[364] See the protest of Eratosthenês against the continuance of the classification into Greek and Barbarian, after the latter word had come to imply rudeness (ap. Strabo. ii. p. 66; Eratosth. Fragm. Seidel. p. 85).
[365] Cato, Fragment. ed. Lion. p. 46; ap. Plin. H. N. xxii. 1. A remarkable extract from Cato’s letter to his son, intimating his strong antipathy to the Greeks; he proscribes their medicine altogether, and admits only a slight taste of their literature: “Quod bonum sit eorum literas inspicere, non per discere.... Jurarunt inter se, Barbaros necare omnes medicinâ, sed hoc ipsum mercede faciunt, ut fides iis sit et facile disperdant. Nos quoque dictitant Barbaros et spurios, nosque magis quam alios, Opicos appellatione fœdant.”
[366] Καρῶν ἠγήσατο βαρβαροφώνων, Homer, Iliad, ii. 867. Homer does not use the word βάρβαροι, or any words signifying either a Hellen generally or a non-Hellen generally (Thucyd. i. 3). Compare Strabo, viii. p. 370; and xiv. p. 662.
Ovid reproduces the primitive sense of the word βάρβαρος, when he speaks of himself as an exile at Tomi (Trist. v. 10-37):—
“Barbarus hic ego sum, quia non intelligor ulli.”
The Egyptians had a word in their language, the exact equivalent of βάρβαρος in this sense (Herod. ii. 158).
[367] Herod. viii. 144. ...τὸ Ἑλληνικὸν ἐὸν ὅμαιμόν τε καὶ ὁμόγλωσσον, καὶ θεῶν ἱδρύματά τε κοινὰ καὶ θυσίαι, ἤθεα τε ὁμότροπα· τῶν προδότας γενέσθαι Ἀθηναίους οὐκ ἂν εὖ ἔχοι. (Ib. x. 7.) Ἡμεῖς δὲ, Δία τε Ἑλλήνιον αἰδεσθέντες, καὶ τὴν Ἑλλάδα δεινὸν ποιεύμενοι προδοῦναι, etc.
Compare Dikæarch. Fragm. p. 147, ed. Fuhr; and Thucyd. iii. 59,—τὰ κοινὰ τῶν Ἑλλήνων νόμιμα... θεοὺς τοὺς ὁμοβωμίους καὶ κοινοὺς τῶν Ἑλλήνων: also, the provision about the κοινὰ ἱερὰ in the treaty between Sparta and Athens (Thuc. v. 18; Strabo, ix. p. 419).
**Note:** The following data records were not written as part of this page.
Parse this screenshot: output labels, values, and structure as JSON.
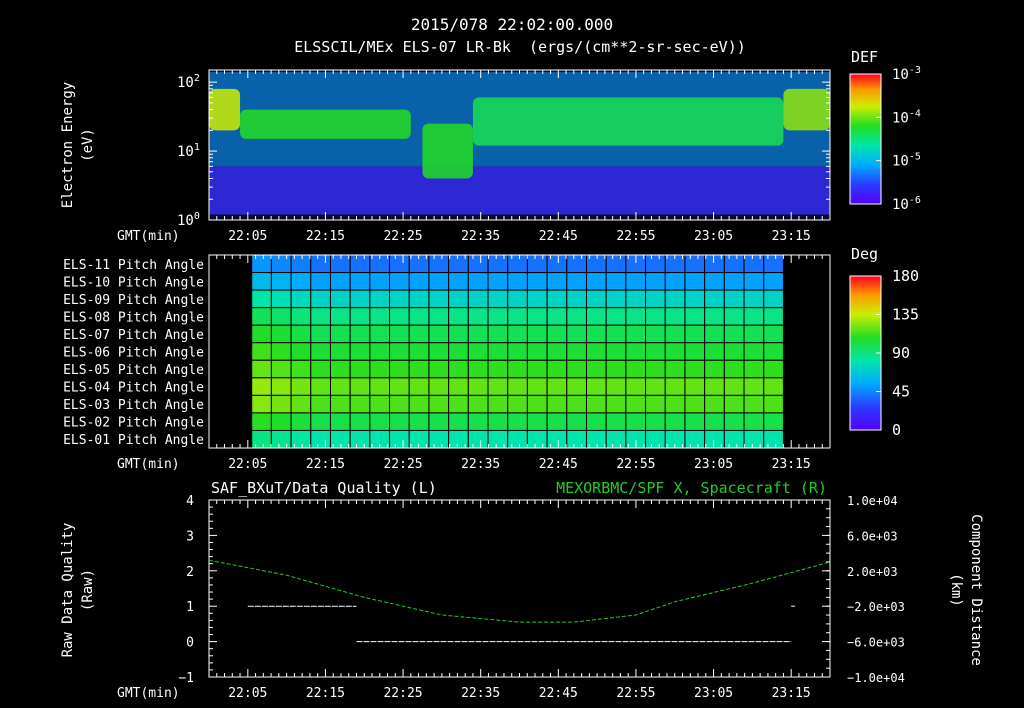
{
  "header": {
    "datetime": "2015/078 22:02:00.000",
    "subtitle": "ELSSCIL/MEx ELS-07 LR-Bk  (ergs/(cm**2-sr-sec-eV))"
  },
  "colors": {
    "background": "#000000",
    "foreground": "#ffffff",
    "spacecraft_series": "#22cc22"
  },
  "chart_data": [
    {
      "type": "heatmap",
      "name": "energy-spectrogram",
      "ylabel": "Electron Energy",
      "yunit": "(eV)",
      "xlabel": "GMT(min)",
      "x_tick_labels": [
        "22:05",
        "22:15",
        "22:25",
        "22:35",
        "22:45",
        "22:55",
        "23:05",
        "23:15"
      ],
      "x_ticks_min": [
        5,
        15,
        25,
        35,
        45,
        55,
        65,
        75
      ],
      "xlim_min": [
        0,
        80
      ],
      "y_scale": "log",
      "ylim": [
        1,
        150
      ],
      "y_tick_values": [
        1,
        10,
        100
      ],
      "y_tick_labels": [
        {
          "base": "10",
          "exp": "0"
        },
        {
          "base": "10",
          "exp": "1"
        },
        {
          "base": "10",
          "exp": "2"
        }
      ],
      "colorbar": {
        "title": "DEF",
        "scale": "log",
        "range": [
          1e-06,
          0.001
        ],
        "tick_values": [
          0.001,
          0.0001,
          1e-05,
          1e-06
        ],
        "tick_labels": [
          {
            "base": "10",
            "exp": "-3"
          },
          {
            "base": "10",
            "exp": "-4"
          },
          {
            "base": "10",
            "exp": "-5"
          },
          {
            "base": "10",
            "exp": "-6"
          }
        ]
      },
      "features": [
        {
          "t_start": 0,
          "t_end": 4,
          "e_low": 20,
          "e_high": 80,
          "level": 0.75
        },
        {
          "t_start": 4,
          "t_end": 26,
          "e_low": 15,
          "e_high": 40,
          "level": 0.6
        },
        {
          "t_start": 27.5,
          "t_end": 34,
          "e_low": 4,
          "e_high": 25,
          "level": 0.6
        },
        {
          "t_start": 34,
          "t_end": 74,
          "e_low": 12,
          "e_high": 60,
          "level": 0.55
        },
        {
          "t_start": 74,
          "t_end": 80,
          "e_low": 20,
          "e_high": 80,
          "level": 0.7
        }
      ]
    },
    {
      "type": "heatmap",
      "name": "pitch-angle-grid",
      "xlabel": "GMT(min)",
      "x_tick_labels": [
        "22:05",
        "22:15",
        "22:25",
        "22:35",
        "22:45",
        "22:55",
        "23:05",
        "23:15"
      ],
      "x_ticks_min": [
        5,
        15,
        25,
        35,
        45,
        55,
        65,
        75
      ],
      "xlim_min": [
        0,
        80
      ],
      "data_range_min": [
        5.5,
        74
      ],
      "rows": [
        "ELS-11 Pitch Angle",
        "ELS-10 Pitch Angle",
        "ELS-09 Pitch Angle",
        "ELS-08 Pitch Angle",
        "ELS-07 Pitch Angle",
        "ELS-06 Pitch Angle",
        "ELS-05 Pitch Angle",
        "ELS-04 Pitch Angle",
        "ELS-03 Pitch Angle",
        "ELS-02 Pitch Angle",
        "ELS-01 Pitch Angle"
      ],
      "row_values_deg": [
        40,
        52,
        72,
        88,
        98,
        104,
        110,
        118,
        115,
        100,
        80
      ],
      "colorbar": {
        "title": "Deg",
        "range": [
          0,
          180
        ],
        "tick_values": [
          180,
          135,
          90,
          45,
          0
        ],
        "tick_labels": [
          "180",
          "135",
          "90",
          "45",
          "0"
        ]
      }
    },
    {
      "type": "line",
      "name": "data-quality-and-position",
      "title_left": "SAF_BXuT/Data Quality (L)",
      "title_right": "MEXORBMC/SPF X, Spacecraft (R)",
      "xlabel": "GMT(min)",
      "x_tick_labels": [
        "22:05",
        "22:15",
        "22:25",
        "22:35",
        "22:45",
        "22:55",
        "23:05",
        "23:15"
      ],
      "x_ticks_min": [
        5,
        15,
        25,
        35,
        45,
        55,
        65,
        75
      ],
      "xlim_min": [
        0,
        80
      ],
      "ylabel_left": "Raw Data Quality",
      "yunit_left": "(Raw)",
      "ylim_left": [
        -1,
        4
      ],
      "y_ticks_left": [
        "4",
        "3",
        "2",
        "1",
        "0",
        "−1"
      ],
      "ylabel_right": "Component Distance",
      "yunit_right": "(km)",
      "ylim_right": [
        -10000,
        10000
      ],
      "y_ticks_right_values": [
        10000,
        6000,
        2000,
        -2000,
        -6000,
        -10000
      ],
      "y_ticks_right": [
        "1.0e+04",
        "6.0e+03",
        "2.0e+03",
        "−2.0e+03",
        "−6.0e+03",
        "−1.0e+04"
      ],
      "series": [
        {
          "axis": "left",
          "segments": [
            {
              "x": [
                5,
                19
              ],
              "y": [
                1,
                1
              ]
            },
            {
              "x": [
                19,
                75
              ],
              "y": [
                0,
                0
              ]
            },
            {
              "x": [
                75,
                75.5
              ],
              "y": [
                1,
                1
              ]
            }
          ]
        },
        {
          "axis": "right",
          "x": [
            0,
            10,
            20,
            30,
            40,
            47,
            55,
            60,
            70,
            80
          ],
          "y": [
            3200,
            1500,
            -1000,
            -3000,
            -3800,
            -3800,
            -3000,
            -1500,
            600,
            3000
          ]
        }
      ]
    }
  ]
}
It was a part of the proclamation solemnly made by the Eumolpidæ, prior to the celebration of the Eleusinian mysteries, “All non-Hellens to keep away,”—εἴργεσθαι τῶν ἱερῶν (Isocrates, Orat. iv. Panegyr. p. 74).
[368] Hekatæ. Fragm. 356, ed. Klausen: compare Strabo, vii. p. 321; Herod. i. 57; Thucyd. i. 3,—κατὰ πόλεις τε, ὅσοι ἀλλήλων συνίεσαν, etc.